Types of Chromosomal Mutations

• Deletion: Loss of a portion of a chromosome.
• Duplication: Repetition of a portion of a chromosome.
• Inversion: A segment of a chromosome is reversed end to end.
• Translocation: A segment of one chromosome moves to a non-homologous chromosome.
• Nondisjunction: Results in aneuploidy (abnormal number of chromosomes).
  • Monosomy: Loss of a chromosome (2n-1).
  • Trisomy: Gain of a chromosome (2n+1).
  • Polyploidy: Having more than two complete sets of chromosomes (e.g., 3n, 4n).

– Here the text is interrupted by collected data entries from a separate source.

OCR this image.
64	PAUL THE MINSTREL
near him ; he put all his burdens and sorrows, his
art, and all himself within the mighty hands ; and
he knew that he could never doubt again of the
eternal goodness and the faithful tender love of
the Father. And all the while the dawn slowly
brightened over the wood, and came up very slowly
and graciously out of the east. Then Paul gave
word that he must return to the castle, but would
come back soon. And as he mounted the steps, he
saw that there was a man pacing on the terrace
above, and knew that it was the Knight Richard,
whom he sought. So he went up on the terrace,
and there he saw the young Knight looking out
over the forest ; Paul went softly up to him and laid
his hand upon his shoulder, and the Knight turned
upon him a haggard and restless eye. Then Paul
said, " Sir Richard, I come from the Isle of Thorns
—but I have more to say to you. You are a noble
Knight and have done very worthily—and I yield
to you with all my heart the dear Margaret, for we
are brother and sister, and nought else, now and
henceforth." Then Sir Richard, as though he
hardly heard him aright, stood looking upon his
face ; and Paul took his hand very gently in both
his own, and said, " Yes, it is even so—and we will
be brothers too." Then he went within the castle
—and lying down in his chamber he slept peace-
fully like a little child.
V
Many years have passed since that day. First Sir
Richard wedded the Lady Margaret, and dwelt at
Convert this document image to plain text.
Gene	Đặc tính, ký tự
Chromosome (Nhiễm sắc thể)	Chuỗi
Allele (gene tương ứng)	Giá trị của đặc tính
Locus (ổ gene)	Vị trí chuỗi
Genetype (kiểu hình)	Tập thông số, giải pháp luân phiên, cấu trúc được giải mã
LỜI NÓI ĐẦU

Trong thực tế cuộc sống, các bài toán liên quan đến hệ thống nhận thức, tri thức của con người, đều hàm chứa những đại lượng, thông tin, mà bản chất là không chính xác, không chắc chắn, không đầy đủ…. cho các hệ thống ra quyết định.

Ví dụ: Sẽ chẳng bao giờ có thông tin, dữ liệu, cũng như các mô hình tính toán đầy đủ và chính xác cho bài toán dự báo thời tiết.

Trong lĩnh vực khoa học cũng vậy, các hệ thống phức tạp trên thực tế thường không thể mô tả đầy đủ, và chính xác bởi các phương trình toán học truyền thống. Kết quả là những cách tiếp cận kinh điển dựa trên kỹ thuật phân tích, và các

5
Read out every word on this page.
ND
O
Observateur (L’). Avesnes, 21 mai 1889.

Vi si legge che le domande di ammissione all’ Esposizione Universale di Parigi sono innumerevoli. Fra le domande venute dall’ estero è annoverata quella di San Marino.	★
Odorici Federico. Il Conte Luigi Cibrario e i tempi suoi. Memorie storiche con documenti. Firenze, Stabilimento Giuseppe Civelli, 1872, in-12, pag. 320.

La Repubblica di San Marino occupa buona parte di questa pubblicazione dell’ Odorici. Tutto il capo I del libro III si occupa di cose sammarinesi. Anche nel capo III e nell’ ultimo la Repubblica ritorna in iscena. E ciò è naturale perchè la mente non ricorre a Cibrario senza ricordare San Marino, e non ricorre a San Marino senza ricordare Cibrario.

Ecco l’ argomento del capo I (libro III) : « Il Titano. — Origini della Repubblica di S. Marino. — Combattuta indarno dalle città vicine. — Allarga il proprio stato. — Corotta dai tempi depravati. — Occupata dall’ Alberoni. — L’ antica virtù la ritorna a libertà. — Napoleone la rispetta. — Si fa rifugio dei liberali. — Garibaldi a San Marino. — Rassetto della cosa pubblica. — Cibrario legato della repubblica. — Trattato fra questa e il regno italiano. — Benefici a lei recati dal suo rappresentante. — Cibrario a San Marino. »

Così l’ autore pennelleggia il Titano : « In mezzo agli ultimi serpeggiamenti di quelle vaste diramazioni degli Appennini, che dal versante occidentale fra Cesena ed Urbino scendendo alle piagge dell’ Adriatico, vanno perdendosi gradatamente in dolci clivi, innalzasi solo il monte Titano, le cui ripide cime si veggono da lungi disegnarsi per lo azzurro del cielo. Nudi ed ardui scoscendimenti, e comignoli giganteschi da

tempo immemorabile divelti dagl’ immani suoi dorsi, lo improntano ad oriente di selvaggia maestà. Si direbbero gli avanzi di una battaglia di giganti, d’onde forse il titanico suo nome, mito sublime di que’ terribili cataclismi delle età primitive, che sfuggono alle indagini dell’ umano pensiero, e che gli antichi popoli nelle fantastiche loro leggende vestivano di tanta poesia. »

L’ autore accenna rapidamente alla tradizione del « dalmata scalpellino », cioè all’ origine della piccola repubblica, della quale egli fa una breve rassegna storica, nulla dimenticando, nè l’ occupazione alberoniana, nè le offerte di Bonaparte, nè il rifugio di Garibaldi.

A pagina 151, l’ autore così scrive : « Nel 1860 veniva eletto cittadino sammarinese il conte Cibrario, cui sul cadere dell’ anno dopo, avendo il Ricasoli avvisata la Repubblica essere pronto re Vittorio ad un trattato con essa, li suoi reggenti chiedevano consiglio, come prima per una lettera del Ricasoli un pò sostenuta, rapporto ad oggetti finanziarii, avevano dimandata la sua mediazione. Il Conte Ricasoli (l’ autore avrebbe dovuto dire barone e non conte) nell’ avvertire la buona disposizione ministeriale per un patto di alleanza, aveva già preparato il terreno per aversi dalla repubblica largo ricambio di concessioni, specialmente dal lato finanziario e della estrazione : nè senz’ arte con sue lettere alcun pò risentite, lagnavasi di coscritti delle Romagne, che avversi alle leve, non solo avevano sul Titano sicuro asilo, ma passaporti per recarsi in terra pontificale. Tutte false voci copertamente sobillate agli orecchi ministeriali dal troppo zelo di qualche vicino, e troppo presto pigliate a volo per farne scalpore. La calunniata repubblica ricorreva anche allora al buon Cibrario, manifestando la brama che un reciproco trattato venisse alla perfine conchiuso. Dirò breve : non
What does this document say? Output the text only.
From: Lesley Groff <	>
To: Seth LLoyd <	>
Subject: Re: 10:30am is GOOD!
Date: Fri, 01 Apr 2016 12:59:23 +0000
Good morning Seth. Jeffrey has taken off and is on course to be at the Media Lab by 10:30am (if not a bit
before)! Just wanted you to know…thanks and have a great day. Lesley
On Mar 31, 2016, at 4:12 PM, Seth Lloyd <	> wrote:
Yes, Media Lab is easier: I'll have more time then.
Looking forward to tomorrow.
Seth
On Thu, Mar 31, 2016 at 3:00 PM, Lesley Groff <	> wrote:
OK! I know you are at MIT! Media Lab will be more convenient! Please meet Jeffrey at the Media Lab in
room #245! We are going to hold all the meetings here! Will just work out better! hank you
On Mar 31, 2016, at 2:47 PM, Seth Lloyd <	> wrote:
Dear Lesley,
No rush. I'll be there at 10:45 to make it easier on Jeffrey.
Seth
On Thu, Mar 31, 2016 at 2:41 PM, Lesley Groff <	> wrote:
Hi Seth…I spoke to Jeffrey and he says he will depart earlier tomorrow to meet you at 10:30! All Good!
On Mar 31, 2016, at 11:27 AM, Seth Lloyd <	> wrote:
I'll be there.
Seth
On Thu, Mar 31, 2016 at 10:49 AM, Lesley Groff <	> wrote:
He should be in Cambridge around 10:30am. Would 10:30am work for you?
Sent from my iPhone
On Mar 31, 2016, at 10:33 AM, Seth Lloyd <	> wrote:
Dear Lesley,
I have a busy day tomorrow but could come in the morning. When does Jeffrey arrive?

Causes of Chromosomal Mutations

• Errors during meiosis (nondisjunction, translocation).
• Exposure to mutagens (radiation, chemicals).

Transport Mechanism

• Processes that move substances across cell membranes.

Types of Transport

• Passive Transport: Does not require energy.
  • Diffusion: Movement of molecules from an area of higher concentration to an area of lower concentration.
  • Facilitated Diffusion: Movement of molecules across a membrane with the help of transport proteins.
    • Channel proteins: Form pores or channels in the membrane.
    • Carrier proteins: Bind to molecules and change shape to shuttle them across the membrane.
  • Osmosis: Movement of water across a semipermeable membrane from an area of higher water concentration (lower solute concentration) to an area of lower water concentration (higher solute concentration).
• Active Transport: Requires energy (ATP).
  • Primary Active Transport: Uses ATP directly to move molecules against their concentration gradient.
    • Example: Sodium-potassium pump.
  • Secondary Active Transport: Uses the energy stored in an electrochemical gradient (established by primary active transport) to move other molecules against their concentration gradient.
    • Symport: Two molecules move in the same direction.
    • Antiport: Two molecules move in opposite directions.
• Bulk Transport: For large molecules or large quantities of substances.
  • Endocytosis: Movement of substances into the cell.
    • Phagocytosis: "Cell eating" - engulfing large particles or cells.
    • Pinocytosis: "Cell drinking" - engulfing extracellular fluid.
    • Receptor-mediated endocytosis: Specific molecules bind to receptors on the cell surface, triggering endocytosis.
  • Exocytosis: Movement of substances out of the cell.
    • Vesicles fuse with the plasma membrane, releasing their contents outside the cell.

Tonicity

• The ability of a surrounding solution to cause a cell to gain or lose water.
  • Isotonic: Solute concentration is the same inside and outside the cell; no net water movement.
  • Hypertonic: Solute concentration is higher outside the cell; water moves out, cell shrinks.
  • Hypotonic: Solute concentration is lower outside the cell; water moves in, cell swells and may burst.